A few weeks ago I went quiet for a week while I attended a workshop at the Met Office. We called our workshop “the lock-in”, as the original proposal was that we would be fed pizzas through a locked door until we came out with a GML application schema for operational meteorology. Well, we were allowed out, but being the Met Office we had no effective internet connection, and we were too knackered for anything in the evenings …
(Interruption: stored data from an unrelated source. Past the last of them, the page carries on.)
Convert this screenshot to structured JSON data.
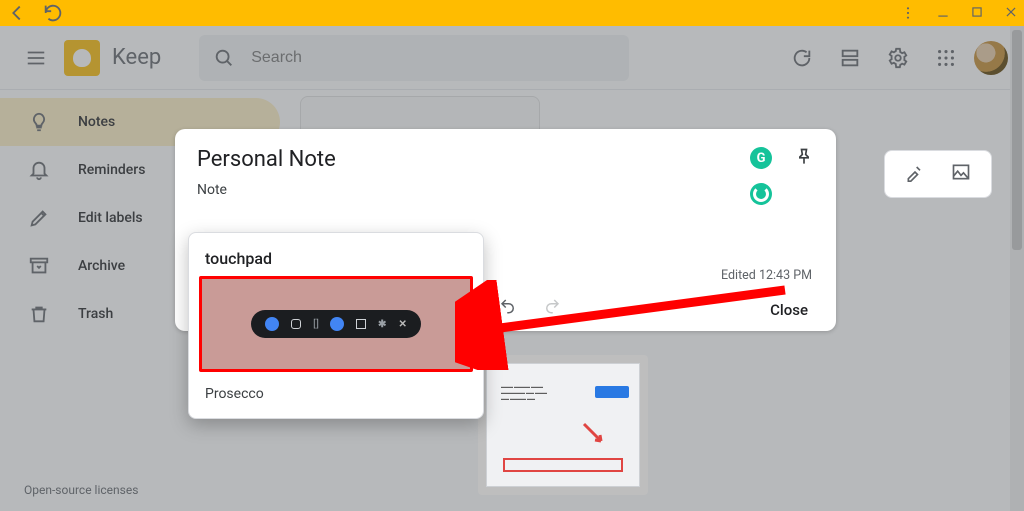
{
  "titlebar": {
    "nav": {
      "back": "back",
      "reload": "reload"
    },
    "sys": {
      "more": "more",
      "min": "minimize",
      "max": "maximize",
      "close": "close"
    }
  },
  "header": {
    "app_name": "Keep",
    "search_placeholder": "Search"
  },
  "sidebar": {
    "items": [
      {
        "label": "Notes"
      },
      {
        "label": "Reminders"
      },
      {
        "label": "Edit labels"
      },
      {
        "label": "Archive"
      },
      {
        "label": "Trash"
      }
    ],
    "footer": "Open-source licenses"
  },
  "modal": {
    "title": "Personal Note",
    "body": "Note",
    "edited": "Edited 12:43 PM",
    "close": "Close"
  },
  "pasted": {
    "title": "touchpad",
    "footer": "Prosecco"
  },
  "grammarly_letter": "G"
}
Anyway, the important thing is that we had a really excellent week, and made some real progress on a number of issues. The results are summarised in the Exeter Communique (pdf):

This document summarises the discussions and recommendations of a workshop convened by the UK Met Office to examine the application of OGC Web Services and GML Modelling to Operational Meteorology. The workshop addressed the need to define best practice for development of data standards that span multiple subject domains, jurisdictions and processing technologies. The findings of this workshop will be of use not only to organisations involved in the processing of meteorological data, but any community that requires interoperability along a data processing chain.

Further information is at the AUKEGGS[^1] wikipage. [^1]: Australia-UK collaboration on Exploitation of Grid and Geospatial Standards

comments (2)

Beth Ebert (on Friday 05 October, 2007)

Hi Bryan,

I stumbled on this page this afternoon when googling on “GML meteorology”. The AUKEGGS workshop sounds really good, and very relevant to work we want to do at the Bureau of Meteorology. We want to encode tropical cyclone tracks (analyses, forecasts, NWP incl. EPS) in XML, and it looks like GML might be the right way to go. Did you guys try it? Do you think it would be very difficult?

Any comments appreciated!

Beth Ebert Bureau of Meteorology Research Centre e.ebert@bom.gov.au

Bryan (on Thursday 18 October, 2007)

We should have got back to you via email, but for the public record: we didn’t try it, but indeed it’s an obvious extension! Difficult? Well, not particularly difficult, what may be interesting is working out what tools can exploit the information.